Nope. Not always and I’ll be the first one to tell you this.
An indian wedding involves large number of people who are important to the families of the couple. Often the couple has never seen or met them. So traditional photography is much better at comprehensively documenting all the people who turned up and the various events that happened.
Similarly a lot of families want to trace the various events that happen in the wedding and the gifts that were exchanged in those events. Again here traditional photography is better.
Traditional wedding photographers work very hard and often the demands placed on them are huge. We should recognise this. The only thing to ask is, what style works for you?
Now that you have some context around candid wedding photography let me give you some instances when I believe candid wedding photography delivers its best.
#1 Look away and you miss moments
The emotional nature of the wedding melts even the hardest hearts. Mamas you thought were tough grown men cry, old friends you haven't seen since school turn up to be there for you and even the pandit surprises you in the middle of a ceremony with life-choice-2-roads-diverge-advice!

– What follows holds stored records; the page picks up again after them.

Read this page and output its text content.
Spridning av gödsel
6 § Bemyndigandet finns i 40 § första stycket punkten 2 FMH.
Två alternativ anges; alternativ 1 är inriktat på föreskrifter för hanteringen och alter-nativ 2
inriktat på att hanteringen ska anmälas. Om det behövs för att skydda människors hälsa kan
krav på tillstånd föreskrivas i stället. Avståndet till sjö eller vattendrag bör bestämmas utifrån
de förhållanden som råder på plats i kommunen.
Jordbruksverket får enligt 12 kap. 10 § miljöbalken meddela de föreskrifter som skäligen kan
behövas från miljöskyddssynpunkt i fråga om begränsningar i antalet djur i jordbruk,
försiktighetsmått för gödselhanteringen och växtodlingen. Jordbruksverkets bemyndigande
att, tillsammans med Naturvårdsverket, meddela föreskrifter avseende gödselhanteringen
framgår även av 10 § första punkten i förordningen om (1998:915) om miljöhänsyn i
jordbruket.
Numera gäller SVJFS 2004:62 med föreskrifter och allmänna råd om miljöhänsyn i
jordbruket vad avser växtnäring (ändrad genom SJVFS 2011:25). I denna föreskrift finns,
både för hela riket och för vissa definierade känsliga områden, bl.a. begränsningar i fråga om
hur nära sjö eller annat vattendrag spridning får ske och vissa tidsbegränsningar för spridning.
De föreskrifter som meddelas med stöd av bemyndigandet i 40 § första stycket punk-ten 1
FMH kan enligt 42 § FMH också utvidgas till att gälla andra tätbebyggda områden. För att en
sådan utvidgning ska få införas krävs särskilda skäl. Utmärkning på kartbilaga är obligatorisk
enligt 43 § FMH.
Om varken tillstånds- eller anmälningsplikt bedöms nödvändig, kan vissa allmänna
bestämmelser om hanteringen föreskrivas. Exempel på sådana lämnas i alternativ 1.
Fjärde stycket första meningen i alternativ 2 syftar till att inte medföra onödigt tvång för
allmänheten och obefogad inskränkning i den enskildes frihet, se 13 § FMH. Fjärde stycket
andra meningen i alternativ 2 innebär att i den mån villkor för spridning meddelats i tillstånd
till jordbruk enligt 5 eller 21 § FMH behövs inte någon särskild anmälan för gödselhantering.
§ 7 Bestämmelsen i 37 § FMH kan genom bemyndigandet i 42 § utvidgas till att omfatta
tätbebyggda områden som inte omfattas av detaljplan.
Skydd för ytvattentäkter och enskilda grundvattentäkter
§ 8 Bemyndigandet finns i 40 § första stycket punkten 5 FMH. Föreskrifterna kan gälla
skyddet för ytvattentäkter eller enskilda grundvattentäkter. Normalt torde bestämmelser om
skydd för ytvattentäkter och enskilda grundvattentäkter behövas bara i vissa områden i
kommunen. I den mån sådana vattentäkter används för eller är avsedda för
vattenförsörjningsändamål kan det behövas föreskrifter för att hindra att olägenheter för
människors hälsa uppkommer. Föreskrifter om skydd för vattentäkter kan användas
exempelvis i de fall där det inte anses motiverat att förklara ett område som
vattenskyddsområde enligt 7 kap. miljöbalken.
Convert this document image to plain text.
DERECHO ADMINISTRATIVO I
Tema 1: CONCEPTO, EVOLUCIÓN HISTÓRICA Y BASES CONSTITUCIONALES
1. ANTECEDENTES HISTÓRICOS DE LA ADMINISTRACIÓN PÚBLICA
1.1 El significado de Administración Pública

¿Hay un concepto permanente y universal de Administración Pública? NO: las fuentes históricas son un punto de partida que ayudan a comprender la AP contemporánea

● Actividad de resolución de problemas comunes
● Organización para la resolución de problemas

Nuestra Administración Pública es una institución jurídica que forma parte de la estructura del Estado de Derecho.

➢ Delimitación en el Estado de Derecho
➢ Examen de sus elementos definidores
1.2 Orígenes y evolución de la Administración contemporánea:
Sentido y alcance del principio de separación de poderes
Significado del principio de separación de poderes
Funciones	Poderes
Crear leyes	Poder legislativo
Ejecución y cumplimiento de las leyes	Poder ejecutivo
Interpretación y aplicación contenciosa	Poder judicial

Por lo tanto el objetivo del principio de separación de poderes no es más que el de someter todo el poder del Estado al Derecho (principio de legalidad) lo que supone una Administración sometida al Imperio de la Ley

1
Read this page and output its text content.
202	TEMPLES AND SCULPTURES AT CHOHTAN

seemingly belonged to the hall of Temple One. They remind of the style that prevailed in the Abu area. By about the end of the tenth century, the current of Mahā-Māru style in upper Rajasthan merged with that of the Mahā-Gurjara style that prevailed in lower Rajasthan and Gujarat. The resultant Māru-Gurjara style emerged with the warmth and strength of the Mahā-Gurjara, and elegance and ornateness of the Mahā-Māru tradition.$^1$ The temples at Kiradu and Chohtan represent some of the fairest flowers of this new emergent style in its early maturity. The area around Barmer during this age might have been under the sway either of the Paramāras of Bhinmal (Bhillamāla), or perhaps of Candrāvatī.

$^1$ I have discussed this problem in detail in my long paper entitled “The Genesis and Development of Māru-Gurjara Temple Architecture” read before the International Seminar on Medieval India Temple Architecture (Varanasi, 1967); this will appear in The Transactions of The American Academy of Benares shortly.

These are important moments a candid wedding photographer is ready to capture. Often I ask the couple to introduce me as a friend in the wedding. This makes the families comfortable and I freely move about the event capturing just these moments. By choosing to use the flash sparsely, I end up clicking a lot of images that the participants are themselves not aware of.
A delightful experience for me is when a mother of the bride or a relative sees an image of themselves wiping a tear or bursting into laughter and then they remember that particular moment! This is what they would be grateful for - capturing a fleeting moment they were in. This is what they will cherish.
#2 Those friends from far far away
We all have those school friends who we haven’t seen in years. Add that close chaddi buddies who you seem to have been born with. Then we have our gangs from college or school who used to order 3/6 tea at the bakery outside campus.
Well you haven't seen a lot of your friends in a long time have you? A wedding is basically one big sync up where your friends come from both LA and Lucknow come to be there for you. Craziness and nostalgia are known side effects in these situations and a candid wedding photographer captures that well.
I have tales to tell of friends who hounded a groom to go out on a night drive like good old times hours before the Muhurth. Brides have gotten make up smeared when they group hugged their friends from primary school. These are melting moments and the friends totally adore when they get these pictures, often the only pictures of you guys together ( there weren’t cell phone cameras in your childhood years!).
I am often with the bride or the groom through out the days of the wedding and I capture in touching detail reunions of old bench mates and opposite-balcony-friends. The youngish age of candid photographers makes these friends comfortable and often they aren’t conscious around us. This is the recipe for for truly touching candid moments.
3# Behind the Scenes
Mehndi, Sangeeth, Muhurtham and Unjal are beautiful aspects of traditional Indian weddings. They are moving ceremonies with beautiful setup and deep religious meaning. There is another side to the Indian wedding that often goes untold and uncaptured. The preparations.
The bride getting ready for any one of these moments is a simple example. Often an army is required to get this done. The make up artist, a patient sibling to look after the gold valuables, a cousin who doubles as a driver in case of any emergencies and the impatient father who keeps wondering whats taking so long.
Covering the bride getting ready is my favourite part of candid wedding photography. There is something I find deeply moving about capturing a girl getting prepared for her special day. As a woman photographer I get access to the bride’s room and unobtrusively hover around when she gets ready. My background as a fashion writer helps me with getting those perfect shots which capture the transition from simple girl to gorgeous bride.